I can no longer count how many times Currado, with tears in his eyes, returns to the refrain of our forsaken fate."Nous sommes seuls au monde," "the universe has disowned us and through its renunciation we are left to drift in misery and permanent exile."

This is how he explains his preoccupation with sex. "There are many worthy subjects but only two that are of any interest to me: Death and duress."



I can't decide if what he's saying is creepy or profound.  What I do know is that Currado Malaspina is uncomfortably raw and brutal in his honesty. To me, that is what is redeeming in his fatally grotesque work. 

These latest drawings are no doubt a requiem to a fading hope. They are neither wistful nor mournful but merely a gentle token from a lost time when people still had the ability to be physically, sensually and meaningfully connected.   


Saturday, January 16, 2016

IS THERE SUCH A THING AS BAD PUBLICITY?


My good friend Currado Malaspina is no stranger to controversy but each time he runs afoul of the custodians of good taste he reacts with the stupefaction of a waif tugging on Santa's beard.

Improbable as it seems, he thinks of himself as an abstract painter in the tradition of a Miro or a Mondrian or a Pollock or a Still. With all his loaded subject matter, Currado believes that the primacy of form is his only guiding principle.
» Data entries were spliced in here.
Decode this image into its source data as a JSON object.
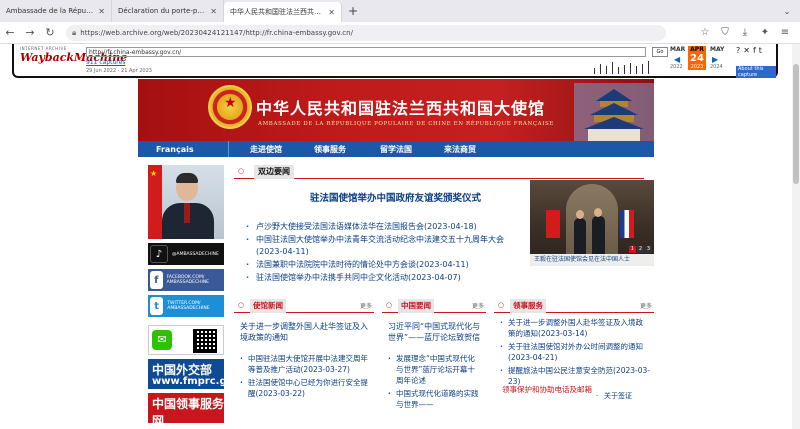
{
  "browser": {
    "tabs": [
      {
        "title": "Ambassade de la République Popul"
      },
      {
        "title": "Déclaration du porte-parole de l'Amb"
      },
      {
        "title": "中华人民共和国驻法兰西共和国大使馆"
      }
    ],
    "url": "https://web.archive.org/web/20230424121147/http://fr.china-embassy.gov.cn/"
  },
  "wayback": {
    "logo_small": "INTERNET ARCHIVE",
    "logo_main": "WaybackMachine",
    "url_input": "http://fr.china-embassy.gov.cn/",
    "go_label": "Go",
    "captures_label": "911 captures",
    "range_label": "29 Jun 2022 - 21 Apr 2023",
    "month_prev": "MAR",
    "month_cur": "APR",
    "month_next": "MAY",
    "day": "24",
    "year_cur": "2023",
    "year_prev": "2022",
    "year_next": "2024",
    "about_label": "About this capture"
  },
  "banner": {
    "title": "中华人民共和国驻法兰西共和国大使馆",
    "subtitle": "AMBASSADE DE LA RÉPUBLIQUE POPULAIRE DE CHINE EN RÉPUBLIQUE FRANÇAISE"
  },
  "menu": {
    "francais": "Français",
    "items": [
      "走进使馆",
      "领事服务",
      "留学法国",
      "来法商贸"
    ]
  },
  "sidebar": {
    "tiktok": "@AMBASSADECHINE",
    "facebook": "FACEBOOK.COM/ AMBASSADECHINE",
    "twitter": "TWITTER.COM/ AMBASSADECHINE",
    "mfa_cn": "中国外交部",
    "mfa_url": "www.fmprc.gov.cn",
    "consular_cn": "中国领事服务网"
  },
  "news": {
    "tab": "双边要闻",
    "headline": "驻法国使馆举办中国政府友谊奖颁奖仪式",
    "items": [
      "卢沙野大使接受法国法语媒体法华在法国报告会(2023-04-18)",
      "中国驻法国大使馆举办中法青年交流活动纪念中法建交五十九周年大会(2023-04-11)",
      "法国兼职中法院院中法时待的情论处中方会谈(2023-04-11)",
      "驻法国使馆举办中法携手共同中企文化活动(2023-04-07)"
    ],
    "photo_caption": "王毅在驻法国使馆会见在法中国人士",
    "photo_pages": [
      "1",
      "2",
      "3"
    ]
  },
  "boxes": [
    {
      "title": "使馆新闻",
      "more": "更多",
      "lead": "关于进一步调整外国人赴华签证及入境政策的通知",
      "items": [
        "中国驻法国大使馆开展中法建交周年等普及推广活动(2023-03-27)",
        "驻法国使馆中心已经为你进行安全提醒(2023-03-22)"
      ]
    },
    {
      "title": "中国要闻",
      "more": "更多",
      "lead": "习近平同“中国式现代化与世界”——蓝厅论坛致贺信",
      "items": [
        "发展理念“中国式现代化与世界”蓝厅论坛开幕十周年论述",
        "中国式现代化道路的实践与世界——"
      ]
    },
    {
      "title": "领事服务",
      "more": "更多",
      "items": [
        "关于进一步调整外国人赴华签证及入境政策的通知(2023-03-14)",
        "关于驻法国使馆对外办公时间调整的通知(2023-04-21)",
        "提醒旅法中国公民注意安全防范(2023-03-23)"
      ]
    }
  ],
  "notice": {
    "red_text": "领事保护和协助电话及邮箱",
    "link": "关于签证"
  },
  "colors": {
    "banner_red": "#c01b1b",
    "menu_blue": "#1d58a8",
    "link_blue": "#0b3e86",
    "accent_red": "#c8161d"
  }
}
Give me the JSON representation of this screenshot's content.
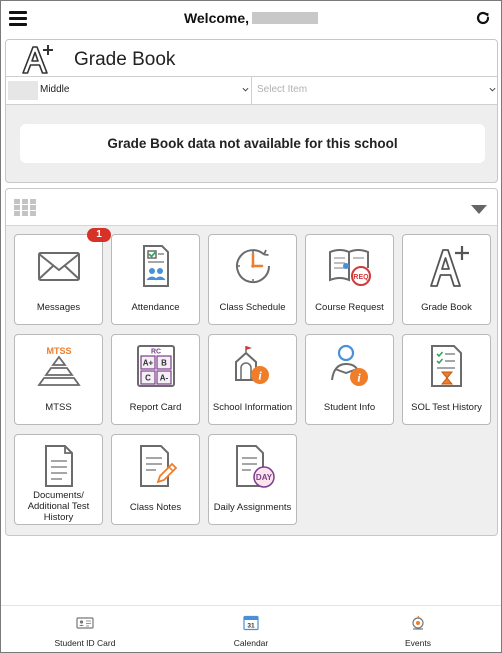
{
  "header": {
    "welcome": "Welcome,",
    "menu_icon": "hamburger-menu-icon",
    "refresh_icon": "refresh-icon"
  },
  "gradebook": {
    "title": "Grade Book",
    "icon": "grade-a-plus-icon",
    "school_select_value": "Middle",
    "item_select_placeholder": "Select Item",
    "notice": "Grade Book data not available for this school"
  },
  "apps": {
    "layout_icon": "grid-view-icon",
    "collapse_icon": "collapse-triangle-icon",
    "tiles": [
      {
        "label": "Messages",
        "icon": "envelope-icon",
        "badge": "1"
      },
      {
        "label": "Attendance",
        "icon": "attendance-clipboard-icon"
      },
      {
        "label": "Class Schedule",
        "icon": "clock-icon"
      },
      {
        "label": "Course Request",
        "icon": "course-request-book-icon"
      },
      {
        "label": "Grade Book",
        "icon": "grade-a-plus-icon"
      },
      {
        "label": "MTSS",
        "icon": "mtss-pyramid-icon"
      },
      {
        "label": "Report Card",
        "icon": "report-card-icon"
      },
      {
        "label": "School Information",
        "icon": "school-info-icon"
      },
      {
        "label": "Student Info",
        "icon": "student-info-icon"
      },
      {
        "label": "SOL Test History",
        "icon": "test-history-icon"
      },
      {
        "label": "Documents/ Additional Test History",
        "icon": "document-icon"
      },
      {
        "label": "Class Notes",
        "icon": "notes-pencil-icon"
      },
      {
        "label": "Daily Assignments",
        "icon": "daily-assignments-icon"
      }
    ]
  },
  "bottom_nav": [
    {
      "label": "Student ID Card",
      "icon": "id-card-icon"
    },
    {
      "label": "Calendar",
      "icon": "calendar-icon",
      "icon_text": "31"
    },
    {
      "label": "Events",
      "icon": "events-icon"
    }
  ],
  "colors": {
    "accent_orange": "#f07d2a",
    "accent_blue": "#4a90d9",
    "icon_gray": "#6b6b6b",
    "badge_red": "#d63228",
    "mtss_purple": "#7b3f8a"
  }
}
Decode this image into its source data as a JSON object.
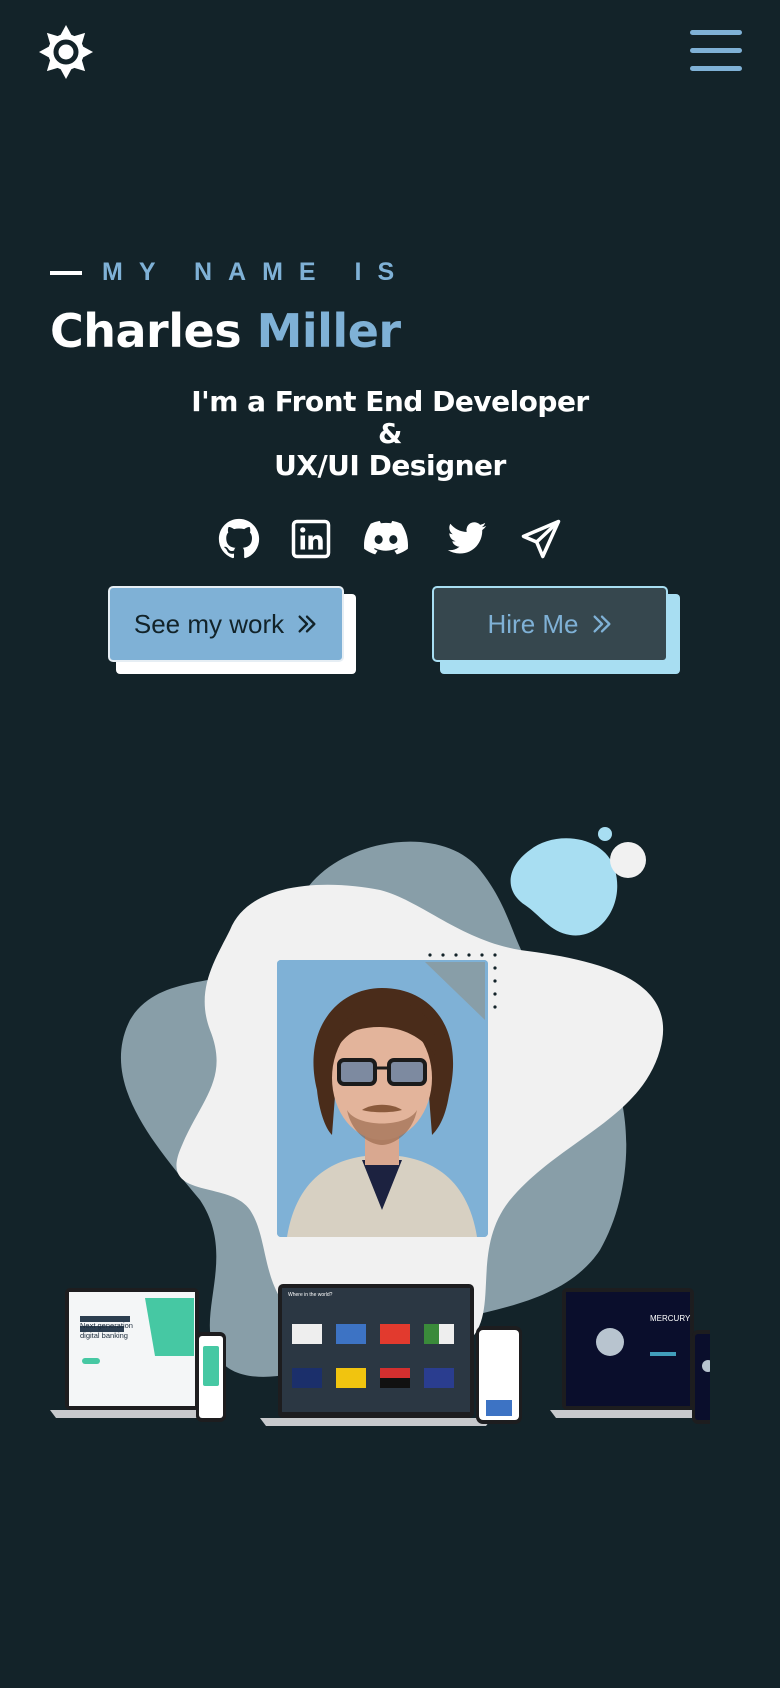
{
  "header": {
    "theme_toggle_icon": "sun-gear-icon",
    "menu_icon": "hamburger-menu-icon"
  },
  "intro": {
    "eyebrow": "MY NAME IS",
    "first_name": "Charles",
    "last_name": "Miller",
    "roles": [
      "I'm a Front End Developer",
      "&",
      "UX/UI Designer"
    ]
  },
  "socials": [
    {
      "icon": "github-icon"
    },
    {
      "icon": "linkedin-icon"
    },
    {
      "icon": "discord-icon"
    },
    {
      "icon": "twitter-icon"
    },
    {
      "icon": "telegram-icon"
    }
  ],
  "buttons": {
    "work_label": "See my work",
    "hire_label": "Hire Me",
    "arrow_icon": "double-chevron-right-icon"
  },
  "colors": {
    "background": "#132329",
    "accent": "#7fb1d6",
    "accent_light": "#a8def2",
    "blob_light": "#f1f1f1",
    "blob_muted": "#889ea8"
  },
  "hero": {
    "portrait": "profile-photo",
    "devices": [
      {
        "caption_lines": [
          "Next generation",
          "digital banking"
        ]
      },
      {
        "caption_lines": [
          "Where in the world?"
        ]
      },
      {
        "caption_lines": [
          "MERCURY"
        ]
      }
    ]
  }
}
This, of course, is laughable.

Sure, when his work is flipped upside down and seen from afar through a cloudy lens I suppose the shapes and colors all add up into a coherent whole. But please, if ever there were an explicit narrative designed to offend it's in his gorgeously smutty Baba Kama Sutra.


For all his pretenses and justifications this stuff is denigrating, not only to women but to the basic concept of respectable lechery. 


The work has been widely reproduced and predictably the public's reaction has been outrage, vilification and disgust. 

Strange as it sounds this never fails to hurt Malaspina's feelings. I can't really tell if he's being sincere but he claims that all he wants is a fair hearing in order to explain his ideas. 

Well Canada has come to the rescue and he will finally have a chance to mollify his many bitter critics.

CKCC, as part of its ongoing series of profiles and interviews with international artists will devote a full hour to Malaspina's provocative book. It will be an uphill battle for my besieged colleague since the network, with an eye toward ratings, loaded the dice with this very unflattering full page advertisement.


Having known Malaspina for as long as I have I'm inclined to give him the benefit of the doubt. 

But then again, I love him.

And then again ...  I'm not a woman.